Come leggiamo in apertura del volume, da secoli l’adagio «l’abito non fa il monaco» ha cercato di consolare coloro il cui apparire non dava testimonianza del loro essere. L’abito, dunque, come mezzo di comunicazione che produce un’informazione: l’io si veste e si traveste nel grande teatro del mondo. Questo sesto volume, come il quarto e il quinto, è dedicato agli accessori; «il soggetto maschile come quello femminile non ha una identità visiva se non grazie ai vestiti e agli ornamenti». L’ accessorio da sempre è stato considerato territorio dell’inventività: tanto numerosi e così differenti, gli accessori, come osserva Derrida, completano l’abbigliamento nella misura in cui questo manca di qualche cosa, diventando così indispensabili.
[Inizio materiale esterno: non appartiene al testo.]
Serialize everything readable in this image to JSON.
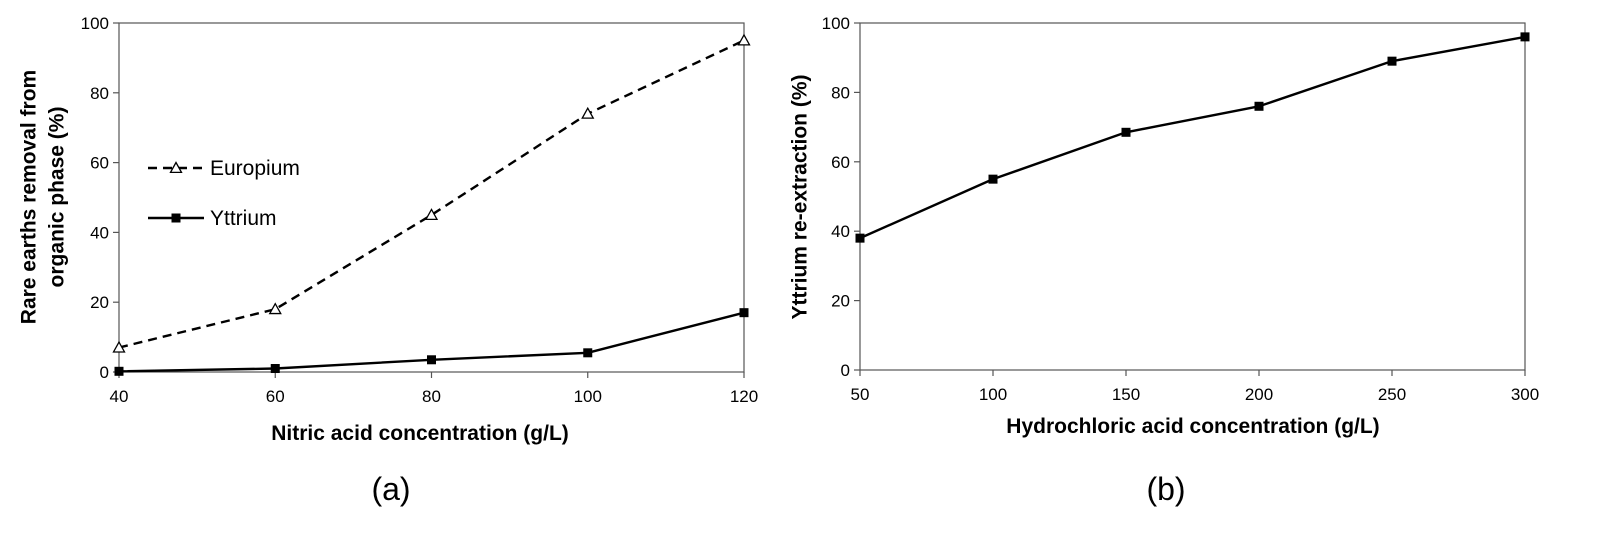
{
  "chart_data": [
    {
      "type": "line",
      "panel_label": "(a)",
      "xlabel": "Nitric acid concentration (g/L)",
      "ylabel_lines": [
        "Rare earths removal from",
        "organic phase (%)"
      ],
      "x": [
        40,
        60,
        80,
        100,
        120
      ],
      "xticks": [
        40,
        60,
        80,
        100,
        120
      ],
      "yticks": [
        0,
        20,
        40,
        60,
        80,
        100
      ],
      "xlim": [
        40,
        120
      ],
      "ylim": [
        0,
        100
      ],
      "grid": false,
      "legend_position": "left-middle",
      "series": [
        {
          "name": "Europium",
          "values": [
            7,
            18,
            45,
            74,
            95
          ],
          "line_style": "dashed",
          "marker": "open-triangle",
          "color": "#000000"
        },
        {
          "name": "Yttrium",
          "values": [
            0.2,
            1,
            3.5,
            5.5,
            17
          ],
          "line_style": "solid",
          "marker": "filled-square",
          "color": "#000000"
        }
      ]
    },
    {
      "type": "line",
      "panel_label": "(b)",
      "xlabel": "Hydrochloric acid concentration (g/L)",
      "ylabel_lines": [
        "Yttrium re-extraction (%)"
      ],
      "x": [
        50,
        100,
        150,
        200,
        250,
        300
      ],
      "xticks": [
        50,
        100,
        150,
        200,
        250,
        300
      ],
      "yticks": [
        0,
        20,
        40,
        60,
        80,
        100
      ],
      "xlim": [
        50,
        300
      ],
      "ylim": [
        0,
        100
      ],
      "grid": false,
      "series": [
        {
          "name": "Yttrium",
          "values": [
            38,
            55,
            68.5,
            76,
            89,
            96
          ],
          "line_style": "solid",
          "marker": "filled-square",
          "color": "#000000"
        }
      ]
    }
  ]
}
Ossimorico per eccellenza, in quanto ornamento dell’abbigliamento, indicatore della classe sociale, segnalatore di uno stato civile o di un’appartenenza religiosa, ha finito per focalizzare su di sé l’attenzione dell’ arte, della moda, del pensiero in genere.
I saggi del presente volume indagano il problema abitolidentità attraverso interventi che si riferiscono alle culture statunitense, francese e greco-classica in un’epoca che va dalla metà dell’Ottocento ai giorni nostri, in generi diversi come la letteratura, il cinema, la filosofia e il mito. Particolarmente interessante è sicuramente il saggio della stilista Anna Masotti, dedicato alla nonna, la celebre fondatrice del marchio «La Perla», Ada Masotti. Il saggio ripercorre, dalla nascita fino ai nostri giorni, la storia del gruppo «La Perla», nome scelto, non a caso, per alludere ad uno stile prezioso e armoniosamente femminile, unico nel suo genere.
Vera Da Giuliana
Da “Spiragli”, anno XVIII, n.1, 2006, pagg. 44-45.